Cependant le trésor d’Iona devint considérable ; les offrandes avaient afflué de toutes parts et peut-être aussi la renommée en exagérait la richesse. Sa réputation excita les convoitises des pirates Danois qui apparurent devant Iona en 801. Ces parages avaient déjà été visités par eux. Dès 617 un massacre eut lieu dans la petite communauté d’Eigg saint Donan s’était installé avec 52 religieux. C’était le jour de Pâques ; Donan disait la messe ; il pria les barbares d’attendre la fin de l’office ; ceux-ci y consentirent et froidement, quand ce fut fini, ils égorgèrent tous les moines.

Les Danois ou « rois de la mer » comme ils se nommaient eux-mêmes, venaient du Jutland et de la Scandinavie ; l’océan était leur élément. Ils couraient perpétuellement sur les flots et ne faisaient à terre que de rares et brefs séjours. Leurs flottes comptaient parfois jusqu’à 300 navires, sortes de barques larges et effilées qu’ils appelaient amoureusement les « serpents des eaux ». Leur étendard portait l’image du corbeau, confident d’Odin, lequel traitait avec somptuosité, dans son paradis, les braves guerriers morts au champ d’honneur. Pleins d’adresse et d’audace, les Danois, descendus de leurs barques, s’emparaient de tous les chevaux qu’ils rencontraient et sautant dessus, se lançaient au grand galop. Leur œuvre de dévastation accomplie, ils reprenaient aussitôt la mer emportant avec eux tout le butin possible. Telle fut aussi leur tactique à Iona ; le trésor fut pillé et la flamme dévora une partie des constructions. Dès lors l’abbaye commença à se dépeupler ; en 805, quatre ans plus tard, les Danois apparaissant de nouveau n’y trouvèrent plus que 64 religieux. Ceux-ci, voulant soustraire aux insultes des pirates les reliques de leur fondateur, emportèrent le cercueil de saint Colomban et l’ensevelirent de nouveau à Dunkeld en Écosse où quelques années plus tard le roi Kenneth éleva une grandiose cathédrale à la mémoire de l’illustre moine. Une autre tradition veut que les restes de saint Colomban aient été transportés à Down en Irlande où ils auraient été déposés à côté des corps de saint Patrick et de sainte Brigitte.
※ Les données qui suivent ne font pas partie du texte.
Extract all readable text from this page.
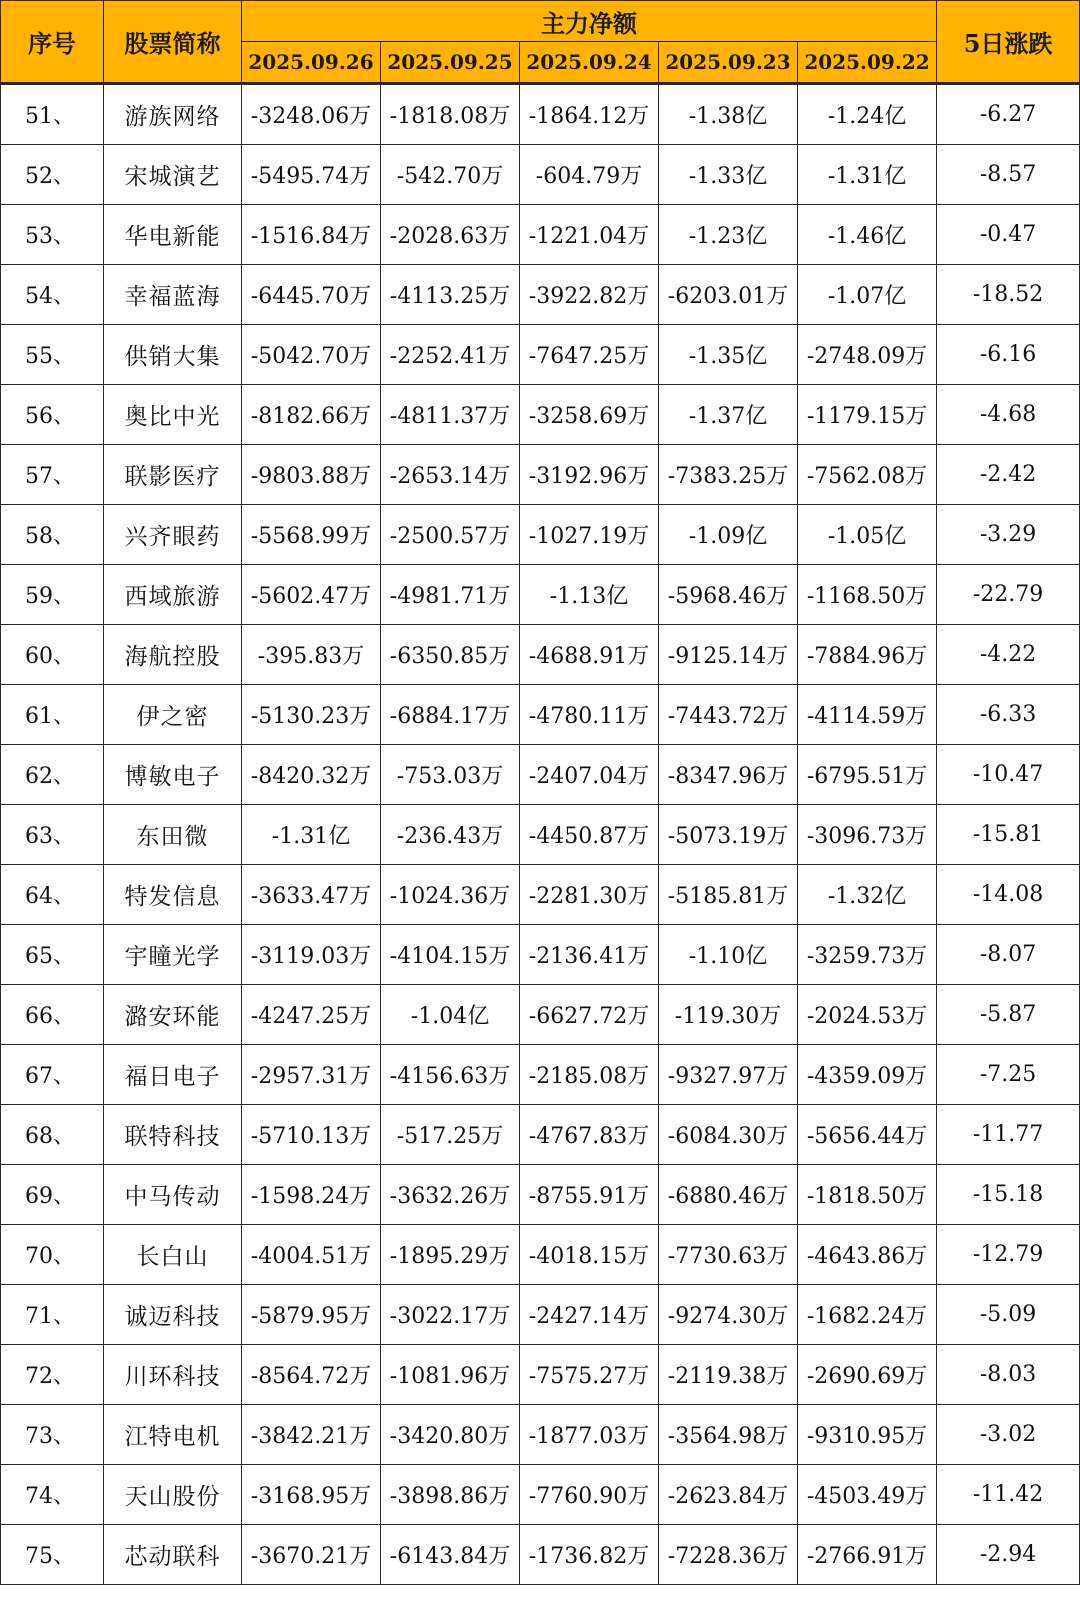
序号	股票简称	主力净额					5日涨跌
		2025.09.26	2025.09.25	2025.09.24	2025.09.23	2025.09.22	
51、	游族网络	-3248.06万	-1818.08万	-1864.12万	-1.38亿	-1.24亿	-6.27
52、	宋城演艺	-5495.74万	-542.70万	-604.79万	-1.33亿	-1.31亿	-8.57
53、	华电新能	-1516.84万	-2028.63万	-1221.04万	-1.23亿	-1.46亿	-0.47
54、	幸福蓝海	-6445.70万	-4113.25万	-3922.82万	-6203.01万	-1.07亿	-18.52
55、	供销大集	-5042.70万	-2252.41万	-7647.25万	-1.35亿	-2748.09万	-6.16
56、	奥比中光	-8182.66万	-4811.37万	-3258.69万	-1.37亿	-1179.15万	-4.68
57、	联影医疗	-9803.88万	-2653.14万	-3192.96万	-7383.25万	-7562.08万	-2.42
58、	兴齐眼药	-5568.99万	-2500.57万	-1027.19万	-1.09亿	-1.05亿	-3.29
59、	西域旅游	-5602.47万	-4981.71万	-1.13亿	-5968.46万	-1168.50万	-22.79
60、	海航控股	-395.83万	-6350.85万	-4688.91万	-9125.14万	-7884.96万	-4.22
61、	伊之密	-5130.23万	-6884.17万	-4780.11万	-7443.72万	-4114.59万	-6.33
62、	博敏电子	-8420.32万	-753.03万	-2407.04万	-8347.96万	-6795.51万	-10.47
63、	东田微	-1.31亿	-236.43万	-4450.87万	-5073.19万	-3096.73万	-15.81
64、	特发信息	-3633.47万	-1024.36万	-2281.30万	-5185.81万	-1.32亿	-14.08
65、	宇瞳光学	-3119.03万	-4104.15万	-2136.41万	-1.10亿	-3259.73万	-8.07
66、	潞安环能	-4247.25万	-1.04亿	-6627.72万	-119.30万	-2024.53万	-5.87
67、	福日电子	-2957.31万	-4156.63万	-2185.08万	-9327.97万	-4359.09万	-7.25
68、	联特科技	-5710.13万	-517.25万	-4767.83万	-6084.30万	-5656.44万	-11.77
69、	中马传动	-1598.24万	-3632.26万	-8755.91万	-6880.46万	-1818.50万	-15.18
70、	长白山	-4004.51万	-1895.29万	-4018.15万	-7730.63万	-4643.86万	-12.79
71、	诚迈科技	-5879.95万	-3022.17万	-2427.14万	-9274.30万	-1682.24万	-5.09
72、	川环科技	-8564.72万	-1081.96万	-7575.27万	-2119.38万	-2690.69万	-8.03
73、	江特电机	-3842.21万	-3420.80万	-1877.03万	-3564.98万	-9310.95万	-3.02
74、	天山股份	-3168.95万	-3898.86万	-7760.90万	-2623.84万	-4503.49万	-11.42
75、	芯动联科	-3670.21万	-6143.84万	-1736.82万	-7228.36万	-2766.91万	-2.94
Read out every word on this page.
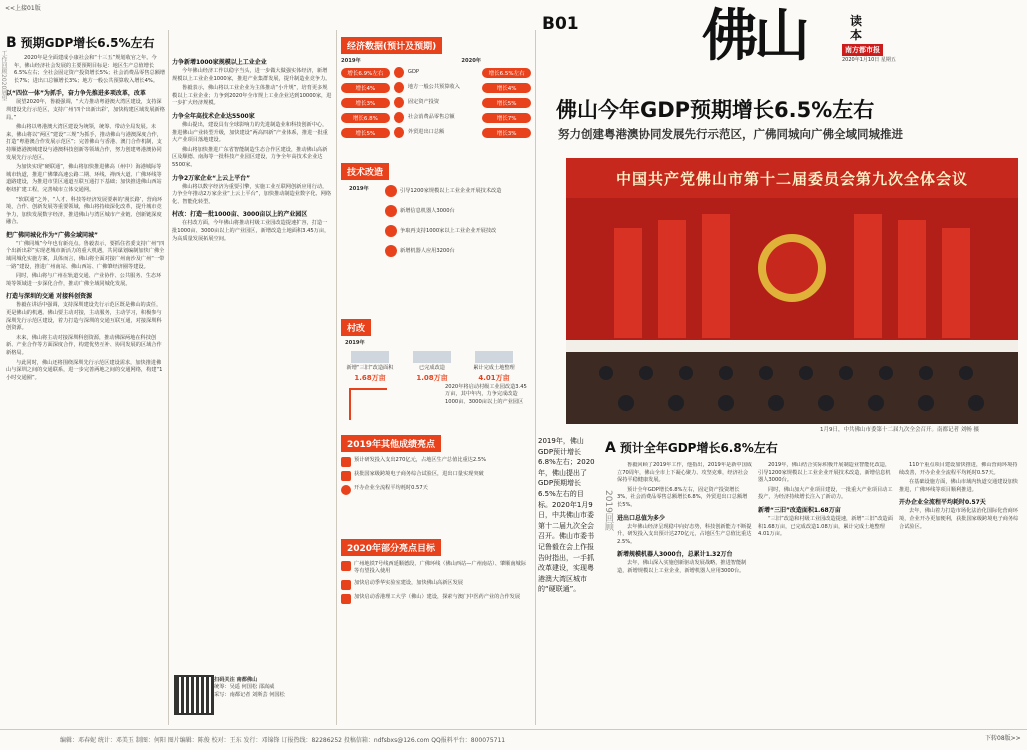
<<上接01版
下转08版>>
B 预期GDP增长6.5%左右

2020年是全面建成小康社会和“十三五”规划收官之年。今年，佛山经济社会发展的主要预期目标是：地区生产总值增长6.5%左右；全社会固定资产投资增长5%；社会消费品零售总额增长7%；进出口总额增长3%；地方一般公共预算收入增长4%。

以“四位一体”为抓手，奋力争先推进多项改革，改革

展望2020年，鲁毅强调，“大力推动粤港澳大湾区建设，支持深圳建设先行示范区，支持广州‘四个出新出彩’，加快构建区域发展新格局。”

佛山将以粤港澳大湾区建设为统领，统筹、带动全局发展。未来，佛山将以“两区”建设“三规”为抓手，推动佛山与港澳深度合作，打造“粤港澳合作发展示范区”；完善佛山与香港、澳门合作机制，支持顺德港澳城建设与港澳科技创新等领域合作，努力创建粤港澳协同发展先行示范区。

为加快实现“硬联通”，佛山将加快推进佛高（州中）海港城际等城市轨道，推进广佛肇高速公路二期、环线、禅西大道、广佛环线等道路建设，为推进市里区通道互联互通打下基础；加快推进佛山西站枢纽扩建工程，完善城市立体交通网。

“软联通”之外，“人才、科技等经济发展要素的‘漫长路’，营商环境，合作、创新发展等重要领域，佛山将持续深化改革，提升城市竞争力，加快发展数字经济，推进佛山与湾区城市产业链、创新链深度融合。

把广佛同城化作为“广佛全域同城”

“广佛同城”今年也有新亮点。鲁毅表示，要抓住省委支持广州“四个出新出彩”实现老城市新活力的重大机遇，共同谋划编制加快广佛全域同城化实施方案，具体而言，佛山将全面对接广州南沙及广州“一带一路”建设，推进广州南站、佛山西站、广佛肇经济圈等建设。

同时，佛山将与广州在轨道交通、产业协作、公共服务、生态环境等领域进一步深化合作，推动广佛全域同城化发展。

打造与深圳的交通 对接科创资源

鲁毅在讲话中强调，支持深圳建设先行示范区既是佛山的责任，更是佛山的机遇。佛山要主动对接，主动服务，主动学习，积极参与深圳先行示范区建设，着力打造与深圳的交通互联互通，对接深圳科创资源。

未来，佛山将主动对接深圳科创资源，推动佛深两地在科技创新、产业合作等方面深度合作，构建优势互补、协同发展的区域合作新格局。

与此同时，佛山还将围绕深圳先行示范区建设需求，加快推进佛山与深圳之间的交通联系，进一步完善两地之间的交通网络，构建“1小时交通圈”。

工作回顾2020展望	力争新增1000家规模以上工业企业

今年佛山经济工作以稳字当头，进一步做大做强实体经济，新增规模以上工业企业1000家，推进产业集群发展，提升制造业竞争力。

鲁毅表示，佛山将以工业企业为主体推动“小升规”，培育更多规模以上工业企业；力争到2020年全市规上工业企业达到10000家，进一步扩大经济规模。

力争全年高技术企业达5500家

佛山提出，建设具有全球影响力的先进制造业和科技创新中心，推进佛山产业转型升级，加快建设“两高四新”产业体系，推进一批重大产业项目落地建设。

佛山将加快推进广东省智能制造生态合作区建设，推动佛山高新区及顺德、南海等一批科技产业园区建设，力争全年高技术企业达5500家。

力争2万家企业“上云上平台”

佛山将以数字经济为重要引擎，实施工业互联网创新应用行动，力争全年推动2万家企业“上云上平台”，加快推动制造业数字化、网络化、智能化转型。

村改：打造一批1000亩、3000亩以上的产业园区

在村改方面，今年佛山将推动村级工业园改造提速扩容，打造一批1000亩、3000亩以上的产业园区，新增改造土地面积3.45万亩，为高质量发展拓展空间。

扫码关注 南都佛山
统筹：吴遥 何国松 邵嵩威
采写：南都记者 刘斯芸 何国松
经济数据(预计及预期)
2019年	2020年
增长6.9%左右	GDP	增长6.5%左右
增长4%	地方一般公共预算收入	增长4%
增长3%	固定资产投资	增长5%
增长6.8%	社会消费品零售总额	增长7%
增长5%	外贸进出口总额	增长3%
技术改造
2019年	引导1200家规模以上工业企业开展技术改造
新增信息机器人3000台
争取再支持1000家以上工业企业开展技改
新增机器人应用3200台
村改
2019年
新增“三旧”改造面积
1.68万亩
已完成改造
1.08万亩
累计完成土地整理
4.01万亩
2020年将启动村级工业园改造3.45万亩，其中年内，力争完成改造1000亩、3000亩以上的产业园区
2019年其他成绩亮点
预计研发投入支出270亿元，占地区生产总值比重达2.5%
获批国家级跨境电子商务综合试验区，进出口量实现突破
开办企业全流程平均耗时0.57天
2020年部分亮点目标
广州地铁7号线西延顺德段、广佛环线（佛山西站—广州南站）、肇顺南城际等有望投入使用
加快启动季华实验室建设，加快佛山高新区发展
加快启动香港理工大学（佛山）建设，探索与澳门中医药产业的合作发展
B01 佛山	读本
南方都市报
2020年1月10日 星期五
佛山今年GDP预期增长6.5%左右
努力创建粤港澳协同发展先行示范区，广佛同城向广佛全域同城推进
中国共产党佛山市第十二届委员会第九次全体会议
1月9日，中共佛山市委第十二届九次全会召开。南都记者 刘畅 摄

2019年，佛山GDP预计增长6.8%左右；2020年，佛山提出了GDP预期增长6.5%左右的目标。2020年1月9日，中共佛山市委第十二届九次全会召开。佛山市委书记鲁毅在会上作报告时指出，一手抓改革建设，实现粤港澳大湾区城市的“硬联通”。

2019回顾
A 预计全年GDP增长6.8%左右

鲁毅回顾了2019年工作，他指出，2019年是新中国成立70周年，佛山全市上下凝心聚力、攻坚克难，经济社会保持平稳健康发展。

预计全年GDP增长6.8%左右，固定资产投资增长3%，社会消费品零售总额增长6.8%，外贸进出口总额增长5%。

进出口总值为多少

去年佛山经济呈现稳中向好态势，科技创新能力不断提升，研发投入支出预计达270亿元，占地区生产总值比重达2.5%。

新增规模机器人3000台，总累计1.32万台

去年，佛山深入实施创新驱动发展战略，推进智能制造，新增规模以上工业企业，新增机器人应用3000台。

2019年，佛山结合实际积极开展制造业智能化改造，引导1200家规模以上工业企业开展技术改造，新增信息机器人3000台。

同时，佛山加大产业项目建设，一批重大产业项目动工投产，为经济持续增长注入了新动力。

新增“三旧”改造面积1.68万亩

“三旧”改造和村级工业园改造提速，新增“三旧”改造面积1.68万亩，已完成改造1.08万亩，累计完成土地整理4.01万亩。

110个重点项目建设加快推进，佛山营商环境持续改善，开办企业全流程平均耗时0.57天。

在基础设施方面，佛山市域内轨道交通建设加快推进，广佛环线等项目顺利推进。

开办企业全流程平均耗时0.57天

去年，佛山着力打造市场化法治化国际化营商环境，企业开办更加便利，获批国家级跨境电子商务综合试验区。

编辑：邓春妮 统计：邓美玉 制图：何阳 图片编辑：陈俊 校对：王东 发行：邓锦锋 订报热线：82286252 投稿信箱：ndfsbxs@126.com QQ报料平台：800075711
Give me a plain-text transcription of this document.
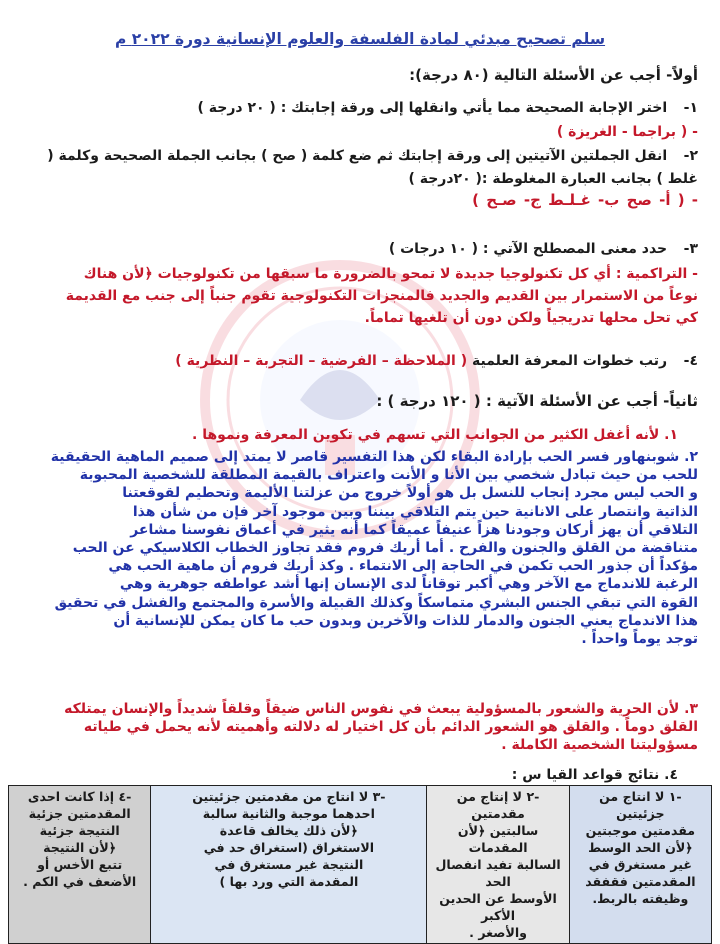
سلم تصحيح مبدئي لمادة الفلسفة والعلوم الإنسانية دورة ٢٠٢٢ م
أولاً- أجب عن الأسئلة التالية (٨٠ درجة):
١- اختر الإجابة الصحيحة مما يأتي وانقلها إلى ورقة إجابتك : ( ٢٠ درجة )
- ( براجما - الغريزة )
٢- انقل الجملتين الآتيتين إلى ورقة إجابتك ثم ضع كلمة ( صح ) بجانب الجملة الصحيحة وكلمة (
غلط ) بجانب العبارة المغلوطة :( ٢٠درجة )
- ( أ- صح ب- غـلـط ج- صـح )
٣- حدد معنى المصطلح الآتي : ( ١٠ درجات )
- التراكمية : أي كل تكنولوجيا جديدة لا تمحو بالضرورة ما سبقها من تكنولوجيات ﴿لأن هناك
نوعاً من الاستمرار بين القديم والجديد فالمنجزات التكنولوجية تقوم جنباً إلى جنب مع القديمة
كي تحل محلها تدريجياً ولكن دون أن تلغيها تماماً.
٤- رتب خطوات المعرفة العلمية ( الملاحظة – الفرضية – التجربة – النظرية )
ثانياً- أجب عن الأسئلة الآتية : ( ١٢٠ درجة ) :
١. لأنه أغفل الكثير من الجوانب التي تسهم في تكوين المعرفة ونموها .
٢. شوبنهاور فسر الحب بإرادة البقاء لكن هذا التفسير قاصر لا يمتد إلى صميم الماهية الحقيقية
للحب من حيث تبادل شخصي بين الأنا و الأنت واعتراف بالقيمة المطلقة للشخصية المحبوبة
و الحب ليس مجرد إنجاب للنسل بل هو أولاً خروج من عزلتنا الأليمة وتحطيم لقوقعتنا
الذاتية وانتصار على الانانية حين يتم التلاقي بيننا وبين موجود آخر فإن من شأن هذا
التلاقي أن يهز أركان وجودنا هزاً عنيفاً عميقاً كما أنه يثير في أعماق نفوسنا مشاعر
متناقضة من القلق والجنون والفرح . أما أريك فروم فقد تجاوز الخطاب الكلاسيكي عن الحب
مؤكداً أن جذور الحب تكمن في الحاجة إلى الانتماء . وكذ أريك فروم أن ماهية الحب هي
الرغبة للاندماج مع الآخر وهي أكبر توقاناً لدى الإنسان إنها أشد عواطفه جوهرية وهي
القوة التي تبقي الجنس البشري متماسكاً وكذلك القبيلة والأسرة والمجتمع والفشل في تحقيق
هذا الاندماج يعني الجنون والدمار للذات والآخرين وبدون حب ما كان يمكن للإنسانية أن
توجد يوماً واحداً .
٣. لأن الحرية والشعور بالمسؤولية يبعث في نفوس الناس ضيقاً وقلقاً شديداً والإنسان يمتلكه
القلق دوماً . والقلق هو الشعور الدائم بأن كل اختيار له دلالته وأهميته لأنه يحمل في طياته
مسؤوليتنا الشخصية الكاملة .
٤. نتائج قواعد القيا س :
-١ لا انتاج من جزئيتين
مقدمتين موجبتين
﴿لأن الحد الوسط
غير مستغرق في
المقدمتين فقفقد
وظيفته بالربط.

-٢ لا إنتاج من مقدمتين
سالبتين ﴿لأن المقدمات
السالبة تفيد انفصال الحد
الأوسط عن الحدين الأكبر
والأصغر .

-٣ لا انتاج من مقدمتين جزئيتين
احدهما موجبة والثانية سالبة
﴿لأن ذلك يخالف قاعدة
الاستغراق (استغراق حد في
النتيجة غير مستغرق في
المقدمة التي ورد بها )

-٤ إذا كانت احدى
المقدمتين جزئية
النتيجة جزئية
﴿لأن النتيجة
تتبع الأخس أو
الأضعف في الكم .
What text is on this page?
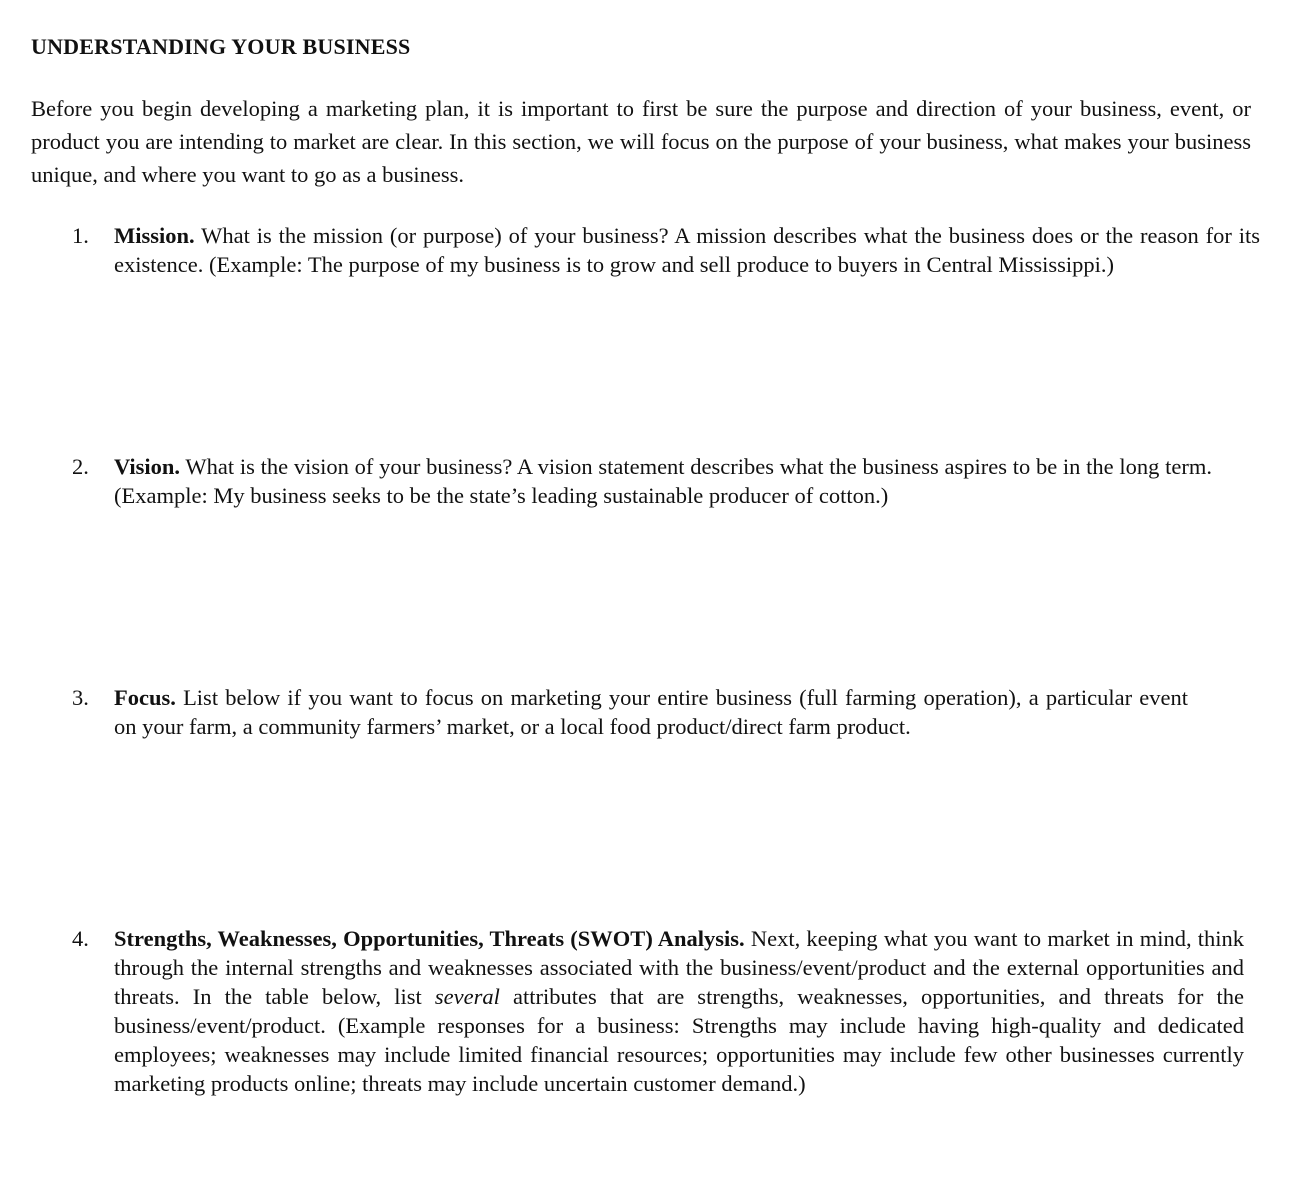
UNDERSTANDING YOUR BUSINESS

Before you begin developing a marketing plan, it is important to first be sure the purpose and direction of your business, event, or product you are intending to market are clear. In this section, we will focus on the purpose of your business, what makes your business unique, and where you want to go as a business.

1.	Mission. What is the mission (or purpose) of your business? A mission describes what the business does or the reason for its existence. (Example: The purpose of my business is to grow and sell produce to buyers in Central Mississippi.)
2.	Vision. What is the vision of your business? A vision statement describes what the business aspires to be in the long term. (Example: My business seeks to be the state’s leading sustainable producer of cotton.)
3.	Focus. List below if you want to focus on marketing your entire business (full farming operation), a particular event on your farm, a community farmers’ market, or a local food product/direct farm product.
4.	Strengths, Weaknesses, Opportunities, Threats (SWOT) Analysis. Next, keeping what you want to market in mind, think through the internal strengths and weaknesses associated with the business/event/product and the external opportunities and threats. In the table below, list several attributes that are strengths, weaknesses, opportunities, and threats for the business/event/product. (Example responses for a business: Strengths may include having high-quality and dedicated employees; weaknesses may include limited financial resources; opportunities may include few other businesses currently marketing products online; threats may include uncertain customer demand.)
Enfin, en 877, pour la troisième fois, les Danois débarquèrent à Iona. Tout fut détruit. Tout l’archipel, dit un vieux chroniqueur, fut éclairé par la lueur des incendies ; le centre des communautés fut transféré à Kells en Irlande où le supérieur, abbé titulaire d’Iona, résida pendant trois siècles.


iii


La domination Norwégienne approchait. Déjà le souverain Scandinave possédait les îles Shetland et les Orcades ; il avait des visées sur le trône d’Écosse, occupé alors par le fameux usurpateur qu’illustra Shakespeare, Macbeth. Macbeth fut tué par le fils aîné de sa victime, Malcolm époux de Marguerite de Hongrie, la pieuse princesse dont on a souvent redit les vertus et qui, devenue reine d’Écosse, tenta de relever de ses ruines le monastère d’Iona et y installa des religieuses dont la communauté vécut jusqu’à la Réforme. Lorsque Malcolm fut mort, son frère Donald voulut s’emparer du trône au détriment de ses neveux et, profitant des troubles que suscitait cette tentative d’usurpation, le roi de Norwège, Magnus aux pieds nus, acheva sa conquête. En 1093 il se fit céder les Hébrides. Le traité stipulait la cession de toutes les terres dont le roi pourrait faire le tour avec ses vaisseaux et les Écossais pensaient s’être ainsi réservé la fertile presqu’île de Cantyre. Magnus attela huit chevaux à un navire qu’il plaça sur un char et, s’installant lui-même au gouvernail, il traversa triomphalement l’isthme de Cantyre pendant que ses matelots faisaient le simulacre de ramer. En 1097 Magnus visitant en détail sa nouvelle conquête débarqua à Iona qu’il réunit à l’évêché de Drontheim ; il salua les tombes de ses prédécesseurs et laissa subsister la pieuse fondation de la reine Marguerite.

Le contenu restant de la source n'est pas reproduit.